小池さんにそう言った後でなぜか私の顔を見る緒方さん。私たちの視線がしっかりと重なる。
え、何?と思った途端、再びとんでもない爆弾を落とされた。

「何となく望海が俺を呼んでいるような気がして」

は?
ぽかんとする私と対照的に「きゃ」っと小池さんが可愛らしい声を出した。

「いま、ちょうど大島さんに緒方さんとの関係を聞いていたところだったんですよ」

「俺と望海の?」

「そうです。名前呼びしてるし、もしかしたらーーって思ったんですけど」

小池さんが私と緒方さんの顔を交互に窺う。

「ああ、俺と望海が知り合うきっかけを作ってくれたキミには報告した方がいいのかもしれないね」

緒方さんがにこりといい笑顔を見せているけれど、ちょっと待って欲しい。
報告って?報告って一体何をよ。

「俺たち、プライベートを一緒に過ごす関係になってね」

爽やかな笑顔でさらりと大嘘をつく緒方さんに唖然とする。
このひと、何を言っているんだ。
そんな事実はない。
全く。どこにも。全然。

「じゃあきっかけは私が作っちゃったってことですか」

「そうなんだよ。あの時は腹が立ったけど、あれもきっかけの1つだったから」

えええーっと小池さんが残念そうな声を出し、緒方さんはしれっと定食を食べ始めている。

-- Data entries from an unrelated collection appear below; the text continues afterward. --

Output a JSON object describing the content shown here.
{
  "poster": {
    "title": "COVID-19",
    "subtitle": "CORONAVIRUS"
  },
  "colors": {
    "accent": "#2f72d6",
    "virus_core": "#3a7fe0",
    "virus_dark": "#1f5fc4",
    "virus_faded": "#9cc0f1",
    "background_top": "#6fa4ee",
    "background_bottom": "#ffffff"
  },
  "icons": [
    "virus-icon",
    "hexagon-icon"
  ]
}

「ちょっと・・・」口を開こうとした私の足がテーブルの下で軽く蹴られた。

むっとして緒方さんの顔を睨みつける。

「望海、俺来週からまた出張だから明日の夜空けといて。泊まりの支度も忘れるなよ。じゃないとまた俺のぶかぶかのスウェット着ることになるぞ」

ぶっ。
思わずお茶を噴き出しそうになって慌てて手で押さえた。

「まあ俺はそれでもいいけどな。かわいかったし」

「ちょ、ちょ、ちょっと何言ってんのよ」

真っ青になった私の足がまた蹴られた。

信じられない、なんなのコイツ、とまた緒方さんの顔を睨むと向こうもすごい眼力で私を睨んでいて思わず口を閉じた。

え、なんで私が怒られてるの。

「それと、今夜も飲み過ぎ注意だぞ」

私の額をコツンとした緒方さんの行動にムカッと腹が立って足を踏んでやった。